When I'm on Facebook, I tell people I don't like to be poked. I don't want drinks sent to me. And I'm not into Mafia Wars.
Stupid trivia games like What classic WCW Wrestler are you?
I was hoping for the guy in the above photo. Animal of the Road Warriors, that was my favorite tag team of all time. Ric Flair, that would have been cool.
Somehow Facebook determined that I am Sting. A hero to children all over the South, and that I fight the good fight against Ric Flair and the evil Four Horsemen.
The comments from the peanut gallery, priceless: Matt Gille from Minneapolis asked me if I'm sure I wasn't Jerry Blackwell from Stone Mountain, Georgia...a guy who went 400 plus pounds!

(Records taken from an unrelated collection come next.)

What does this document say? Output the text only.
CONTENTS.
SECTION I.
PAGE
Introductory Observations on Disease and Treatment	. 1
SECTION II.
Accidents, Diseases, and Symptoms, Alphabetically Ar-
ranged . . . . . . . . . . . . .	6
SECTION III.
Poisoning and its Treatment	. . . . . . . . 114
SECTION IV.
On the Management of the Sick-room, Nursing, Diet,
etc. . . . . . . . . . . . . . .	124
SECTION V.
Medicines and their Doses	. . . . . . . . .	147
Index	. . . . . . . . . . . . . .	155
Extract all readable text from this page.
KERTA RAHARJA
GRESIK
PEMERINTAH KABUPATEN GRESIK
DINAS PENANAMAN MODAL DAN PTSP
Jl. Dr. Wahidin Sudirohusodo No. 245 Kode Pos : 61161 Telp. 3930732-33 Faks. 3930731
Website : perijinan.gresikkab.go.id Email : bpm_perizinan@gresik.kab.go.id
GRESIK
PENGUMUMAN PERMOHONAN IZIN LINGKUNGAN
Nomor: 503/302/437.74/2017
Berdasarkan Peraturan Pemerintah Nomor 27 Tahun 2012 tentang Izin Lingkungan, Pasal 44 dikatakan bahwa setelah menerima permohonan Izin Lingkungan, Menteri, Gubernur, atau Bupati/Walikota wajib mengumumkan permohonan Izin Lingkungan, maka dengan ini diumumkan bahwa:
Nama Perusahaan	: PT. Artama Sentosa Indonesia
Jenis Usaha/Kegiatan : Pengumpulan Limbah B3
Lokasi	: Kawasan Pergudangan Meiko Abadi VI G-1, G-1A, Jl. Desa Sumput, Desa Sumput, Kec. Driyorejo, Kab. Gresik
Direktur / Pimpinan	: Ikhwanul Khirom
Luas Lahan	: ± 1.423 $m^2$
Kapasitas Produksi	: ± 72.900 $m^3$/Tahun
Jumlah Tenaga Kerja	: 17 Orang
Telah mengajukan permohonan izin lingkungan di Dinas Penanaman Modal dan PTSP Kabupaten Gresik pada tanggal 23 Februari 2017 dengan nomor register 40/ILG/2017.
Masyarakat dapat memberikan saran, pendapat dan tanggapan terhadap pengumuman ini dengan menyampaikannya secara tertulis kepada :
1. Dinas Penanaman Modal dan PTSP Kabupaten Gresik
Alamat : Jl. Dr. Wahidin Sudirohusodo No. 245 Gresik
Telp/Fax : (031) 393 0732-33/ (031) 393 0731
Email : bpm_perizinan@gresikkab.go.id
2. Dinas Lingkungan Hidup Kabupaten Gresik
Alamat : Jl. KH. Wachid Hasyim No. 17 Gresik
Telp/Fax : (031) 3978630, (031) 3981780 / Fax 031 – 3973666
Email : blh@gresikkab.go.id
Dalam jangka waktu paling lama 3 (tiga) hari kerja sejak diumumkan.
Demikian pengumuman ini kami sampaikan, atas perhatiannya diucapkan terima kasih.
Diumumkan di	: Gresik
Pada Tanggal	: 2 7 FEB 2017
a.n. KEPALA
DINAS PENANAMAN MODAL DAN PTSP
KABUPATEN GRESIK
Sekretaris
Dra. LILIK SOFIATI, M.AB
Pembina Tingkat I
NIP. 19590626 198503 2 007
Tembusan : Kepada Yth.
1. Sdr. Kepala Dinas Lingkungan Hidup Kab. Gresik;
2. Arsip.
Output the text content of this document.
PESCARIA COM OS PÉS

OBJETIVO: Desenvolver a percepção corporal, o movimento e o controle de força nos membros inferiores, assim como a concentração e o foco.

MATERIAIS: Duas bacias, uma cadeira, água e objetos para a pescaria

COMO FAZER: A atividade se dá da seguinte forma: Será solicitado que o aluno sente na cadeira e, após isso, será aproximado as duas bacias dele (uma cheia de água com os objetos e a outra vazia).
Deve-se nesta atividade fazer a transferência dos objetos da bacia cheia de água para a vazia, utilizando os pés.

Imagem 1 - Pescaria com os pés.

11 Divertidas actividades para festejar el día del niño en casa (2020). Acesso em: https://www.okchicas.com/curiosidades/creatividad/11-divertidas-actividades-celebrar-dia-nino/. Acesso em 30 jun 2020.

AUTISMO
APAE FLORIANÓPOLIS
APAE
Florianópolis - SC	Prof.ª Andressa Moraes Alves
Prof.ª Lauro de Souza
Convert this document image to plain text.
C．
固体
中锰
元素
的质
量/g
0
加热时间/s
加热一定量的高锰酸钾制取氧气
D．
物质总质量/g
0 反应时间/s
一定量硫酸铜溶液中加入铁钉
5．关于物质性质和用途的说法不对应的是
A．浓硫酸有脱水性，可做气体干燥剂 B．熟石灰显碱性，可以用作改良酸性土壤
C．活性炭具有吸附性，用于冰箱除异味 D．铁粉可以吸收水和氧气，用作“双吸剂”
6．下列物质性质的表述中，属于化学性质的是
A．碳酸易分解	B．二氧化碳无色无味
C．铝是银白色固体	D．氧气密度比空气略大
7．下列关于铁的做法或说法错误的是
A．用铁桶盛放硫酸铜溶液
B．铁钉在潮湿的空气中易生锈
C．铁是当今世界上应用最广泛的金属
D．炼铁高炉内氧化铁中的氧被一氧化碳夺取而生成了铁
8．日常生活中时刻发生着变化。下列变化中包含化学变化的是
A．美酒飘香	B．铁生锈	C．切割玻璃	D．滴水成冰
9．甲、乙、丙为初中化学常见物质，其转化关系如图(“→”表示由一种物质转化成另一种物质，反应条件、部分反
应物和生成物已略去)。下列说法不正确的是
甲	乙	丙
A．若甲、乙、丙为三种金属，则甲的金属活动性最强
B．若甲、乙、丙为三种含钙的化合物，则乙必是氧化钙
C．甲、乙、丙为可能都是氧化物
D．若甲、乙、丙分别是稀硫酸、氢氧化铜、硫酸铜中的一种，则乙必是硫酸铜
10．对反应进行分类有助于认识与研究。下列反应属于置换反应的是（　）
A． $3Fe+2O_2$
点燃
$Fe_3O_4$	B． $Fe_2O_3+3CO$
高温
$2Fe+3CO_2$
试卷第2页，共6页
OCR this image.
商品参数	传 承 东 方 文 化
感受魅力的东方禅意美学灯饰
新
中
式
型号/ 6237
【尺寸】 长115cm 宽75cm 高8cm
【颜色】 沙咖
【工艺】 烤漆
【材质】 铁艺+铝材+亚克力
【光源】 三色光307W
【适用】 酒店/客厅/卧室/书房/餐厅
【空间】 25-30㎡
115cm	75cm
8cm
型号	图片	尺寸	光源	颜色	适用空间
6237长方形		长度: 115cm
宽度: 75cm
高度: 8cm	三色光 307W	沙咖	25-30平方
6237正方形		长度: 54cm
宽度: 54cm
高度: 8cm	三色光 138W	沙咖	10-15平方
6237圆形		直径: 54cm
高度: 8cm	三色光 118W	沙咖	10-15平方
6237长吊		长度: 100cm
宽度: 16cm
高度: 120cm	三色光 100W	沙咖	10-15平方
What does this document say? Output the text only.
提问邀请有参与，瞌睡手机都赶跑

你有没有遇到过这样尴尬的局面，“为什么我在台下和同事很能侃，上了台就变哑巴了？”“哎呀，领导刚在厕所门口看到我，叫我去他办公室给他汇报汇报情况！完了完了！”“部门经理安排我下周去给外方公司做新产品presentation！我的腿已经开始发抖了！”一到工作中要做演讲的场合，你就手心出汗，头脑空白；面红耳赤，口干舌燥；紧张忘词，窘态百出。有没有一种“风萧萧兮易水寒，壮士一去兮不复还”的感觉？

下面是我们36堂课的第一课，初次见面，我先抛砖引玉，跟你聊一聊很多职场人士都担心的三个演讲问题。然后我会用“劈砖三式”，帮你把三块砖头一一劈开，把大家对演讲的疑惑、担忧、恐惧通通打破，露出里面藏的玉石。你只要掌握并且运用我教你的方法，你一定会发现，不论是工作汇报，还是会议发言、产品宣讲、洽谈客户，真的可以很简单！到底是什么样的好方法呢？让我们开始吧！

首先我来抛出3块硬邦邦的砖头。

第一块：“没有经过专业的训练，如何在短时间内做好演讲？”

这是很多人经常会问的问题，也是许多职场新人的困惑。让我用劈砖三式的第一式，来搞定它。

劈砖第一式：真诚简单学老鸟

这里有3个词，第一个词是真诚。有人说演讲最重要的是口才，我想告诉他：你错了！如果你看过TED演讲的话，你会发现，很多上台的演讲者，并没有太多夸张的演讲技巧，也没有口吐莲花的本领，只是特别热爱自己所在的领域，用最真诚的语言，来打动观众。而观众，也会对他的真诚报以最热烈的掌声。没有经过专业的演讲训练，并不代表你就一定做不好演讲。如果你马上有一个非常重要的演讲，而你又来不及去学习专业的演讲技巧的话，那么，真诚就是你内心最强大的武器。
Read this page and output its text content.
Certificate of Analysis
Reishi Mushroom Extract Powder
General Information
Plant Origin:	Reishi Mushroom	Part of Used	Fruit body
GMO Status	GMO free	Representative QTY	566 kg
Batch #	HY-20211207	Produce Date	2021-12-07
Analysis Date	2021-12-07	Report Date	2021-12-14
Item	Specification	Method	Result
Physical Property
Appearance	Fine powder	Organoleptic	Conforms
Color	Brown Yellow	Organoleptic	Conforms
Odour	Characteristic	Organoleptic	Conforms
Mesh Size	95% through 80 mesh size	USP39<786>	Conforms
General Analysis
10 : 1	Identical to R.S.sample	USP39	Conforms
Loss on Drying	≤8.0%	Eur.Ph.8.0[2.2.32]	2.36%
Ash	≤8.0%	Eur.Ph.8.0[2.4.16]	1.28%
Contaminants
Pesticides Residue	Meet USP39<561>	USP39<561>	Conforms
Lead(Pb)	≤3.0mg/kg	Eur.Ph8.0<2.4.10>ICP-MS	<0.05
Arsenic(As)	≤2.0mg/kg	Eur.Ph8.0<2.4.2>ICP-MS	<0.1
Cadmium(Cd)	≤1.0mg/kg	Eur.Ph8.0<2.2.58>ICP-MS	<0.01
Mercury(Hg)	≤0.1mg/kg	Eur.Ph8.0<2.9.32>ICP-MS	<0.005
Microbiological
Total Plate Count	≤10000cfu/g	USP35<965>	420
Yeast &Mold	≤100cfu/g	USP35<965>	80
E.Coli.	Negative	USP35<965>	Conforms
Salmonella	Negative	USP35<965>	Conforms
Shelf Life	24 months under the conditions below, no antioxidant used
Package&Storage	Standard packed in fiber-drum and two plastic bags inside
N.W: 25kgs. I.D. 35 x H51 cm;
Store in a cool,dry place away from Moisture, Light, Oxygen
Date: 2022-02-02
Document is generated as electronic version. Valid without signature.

Mike Hart asked, "you're not Disco Inferno?" Disco Inferno a Denny Terrio look alike that usually lost in 5 minutes.
Larry Steinborn hits me with the classic AWA jobber..."you mean you're not Scrap Iron Gadaski." Ol' Scrap Iron from my neck of the woods...Amery, Wisconsin...and true story, Ric Flair's first match was a 10-minute draw against Scrap Iron in my home town of Rice Lake!
Dylan Bolander hits me with "as long as you aren't Ole Anderson or Tom Zenk, you're ok in life."
And finally, old co-worker David Kmiecik hits me with the full chop to the chest...figures....we know I'm the real Nature Boy...WOOOO!!!!
To be the man, you gotta beat the man. Well done Diamond Dave.